Writing tips: Reading BLINK by Malcolm Gladwell and applying principles of “thin-slicing” / instinct to writing…
When is careful thought non-productive? Journal thoughts from my personal reading.
BLINK by Malcolm Gladwell explores “thin-slicing” ~ making decisions based on instinct/thin slices of information, writing about several commonly-held misconceptions about gut feeling. For instance, we assume that instinct should be applied to small decisions and thought to big decisions. Studies show this is incorrect. More often than introspection, gut feeling leads to “success” in love, work, and when making quick decisions on the battlefield (don’t ask me why these examples are thrown together in this way, I can’t type because I’m kissing, wielding a sword, and talking to my accountant).
Take friendship ~ a form of love that is fairly easy to think about in this way, because we don’t give who we pick as friends as much thought as how we make moves in our careers or who and how we choose to date. Can any of us explain why our friends are our friends? You might answer, “she’s so kind”, but there are lots of kind people. Perhaps you got a favourable impression of them in that first meeting or perhaps not, but somehow they slip into step with you and you feel like they’ve always been around. That a new friend can feel like an old couch seems a phenomenon, but it’s not. We have an instinct for people who we get on with. We are drawn to people. It’s not magic. It’s insight. It’s an under-rated intelligence. And it’s a biological normalcy.

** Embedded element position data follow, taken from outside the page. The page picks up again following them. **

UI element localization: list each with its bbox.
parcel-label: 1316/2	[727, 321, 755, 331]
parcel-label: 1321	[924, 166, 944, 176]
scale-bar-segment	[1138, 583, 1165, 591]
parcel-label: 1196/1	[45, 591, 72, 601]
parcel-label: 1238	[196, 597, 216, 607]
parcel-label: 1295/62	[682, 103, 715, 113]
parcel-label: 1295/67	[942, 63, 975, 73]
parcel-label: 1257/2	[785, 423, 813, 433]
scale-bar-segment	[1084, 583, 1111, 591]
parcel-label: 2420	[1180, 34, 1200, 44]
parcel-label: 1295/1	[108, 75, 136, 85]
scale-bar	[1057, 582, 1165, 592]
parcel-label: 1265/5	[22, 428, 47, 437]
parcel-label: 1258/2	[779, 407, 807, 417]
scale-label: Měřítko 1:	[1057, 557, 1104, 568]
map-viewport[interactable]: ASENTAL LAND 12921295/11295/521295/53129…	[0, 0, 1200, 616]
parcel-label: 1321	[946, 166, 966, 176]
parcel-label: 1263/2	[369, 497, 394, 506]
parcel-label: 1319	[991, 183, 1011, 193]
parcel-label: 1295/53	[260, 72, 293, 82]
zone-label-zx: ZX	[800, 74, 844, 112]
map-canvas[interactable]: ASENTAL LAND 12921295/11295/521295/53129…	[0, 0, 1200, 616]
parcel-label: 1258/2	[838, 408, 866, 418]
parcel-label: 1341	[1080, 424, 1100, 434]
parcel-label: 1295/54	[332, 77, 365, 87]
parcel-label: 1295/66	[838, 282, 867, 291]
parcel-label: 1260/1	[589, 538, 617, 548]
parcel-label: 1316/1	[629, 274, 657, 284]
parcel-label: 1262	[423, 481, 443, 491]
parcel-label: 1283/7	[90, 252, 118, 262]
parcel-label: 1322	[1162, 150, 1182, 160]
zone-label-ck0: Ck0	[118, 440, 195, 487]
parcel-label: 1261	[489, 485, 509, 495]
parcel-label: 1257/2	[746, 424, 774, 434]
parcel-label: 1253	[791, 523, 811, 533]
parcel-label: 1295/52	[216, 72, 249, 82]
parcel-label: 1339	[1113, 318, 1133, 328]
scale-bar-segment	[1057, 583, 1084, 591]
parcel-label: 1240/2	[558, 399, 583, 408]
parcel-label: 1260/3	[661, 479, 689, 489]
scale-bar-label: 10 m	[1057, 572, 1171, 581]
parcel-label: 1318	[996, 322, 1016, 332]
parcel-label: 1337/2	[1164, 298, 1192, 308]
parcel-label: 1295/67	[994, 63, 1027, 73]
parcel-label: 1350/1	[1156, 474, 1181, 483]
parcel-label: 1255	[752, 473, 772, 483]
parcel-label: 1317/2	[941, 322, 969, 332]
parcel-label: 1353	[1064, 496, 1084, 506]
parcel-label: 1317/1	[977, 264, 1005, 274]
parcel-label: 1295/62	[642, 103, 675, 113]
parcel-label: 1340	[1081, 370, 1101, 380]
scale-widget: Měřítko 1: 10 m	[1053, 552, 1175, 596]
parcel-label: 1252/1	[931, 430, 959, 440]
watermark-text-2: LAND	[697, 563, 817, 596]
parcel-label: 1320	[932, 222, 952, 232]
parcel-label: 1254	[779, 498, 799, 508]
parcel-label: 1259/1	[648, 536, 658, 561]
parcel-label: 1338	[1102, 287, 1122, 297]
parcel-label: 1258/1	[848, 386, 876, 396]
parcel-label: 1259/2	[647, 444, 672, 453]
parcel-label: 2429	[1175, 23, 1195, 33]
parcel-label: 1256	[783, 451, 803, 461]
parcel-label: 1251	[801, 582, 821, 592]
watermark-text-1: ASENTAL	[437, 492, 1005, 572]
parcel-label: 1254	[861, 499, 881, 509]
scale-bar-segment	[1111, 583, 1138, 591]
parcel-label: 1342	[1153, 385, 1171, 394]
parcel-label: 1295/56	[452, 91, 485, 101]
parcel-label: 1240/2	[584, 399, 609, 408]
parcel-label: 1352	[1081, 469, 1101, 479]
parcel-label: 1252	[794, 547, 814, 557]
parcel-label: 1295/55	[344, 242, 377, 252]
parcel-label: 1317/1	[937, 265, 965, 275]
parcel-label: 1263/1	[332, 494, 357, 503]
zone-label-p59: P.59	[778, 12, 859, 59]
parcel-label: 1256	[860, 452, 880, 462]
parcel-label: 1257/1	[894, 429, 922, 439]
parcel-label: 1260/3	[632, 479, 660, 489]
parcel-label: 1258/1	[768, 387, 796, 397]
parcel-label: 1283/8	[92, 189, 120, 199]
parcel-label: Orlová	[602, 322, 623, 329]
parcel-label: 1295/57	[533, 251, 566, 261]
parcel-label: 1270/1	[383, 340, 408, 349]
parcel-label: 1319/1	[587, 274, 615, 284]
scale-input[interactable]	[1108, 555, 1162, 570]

Gladwell writes that introspection “destroy[s] peoples ability to solve insight problems”, causing us to lose “the ability to know our own mind”. He writes about a case in which making people think about jam “turned them into jam idiots”, unable to rate jam well at all where previously they had rated it very closely in line with experts. We “come up with a plausible-sounding reason for why we might like or dislike something, and then we adjust our true preference to be in line with that plausible-sounding reason.”
I have reasons to distrust being reasonable.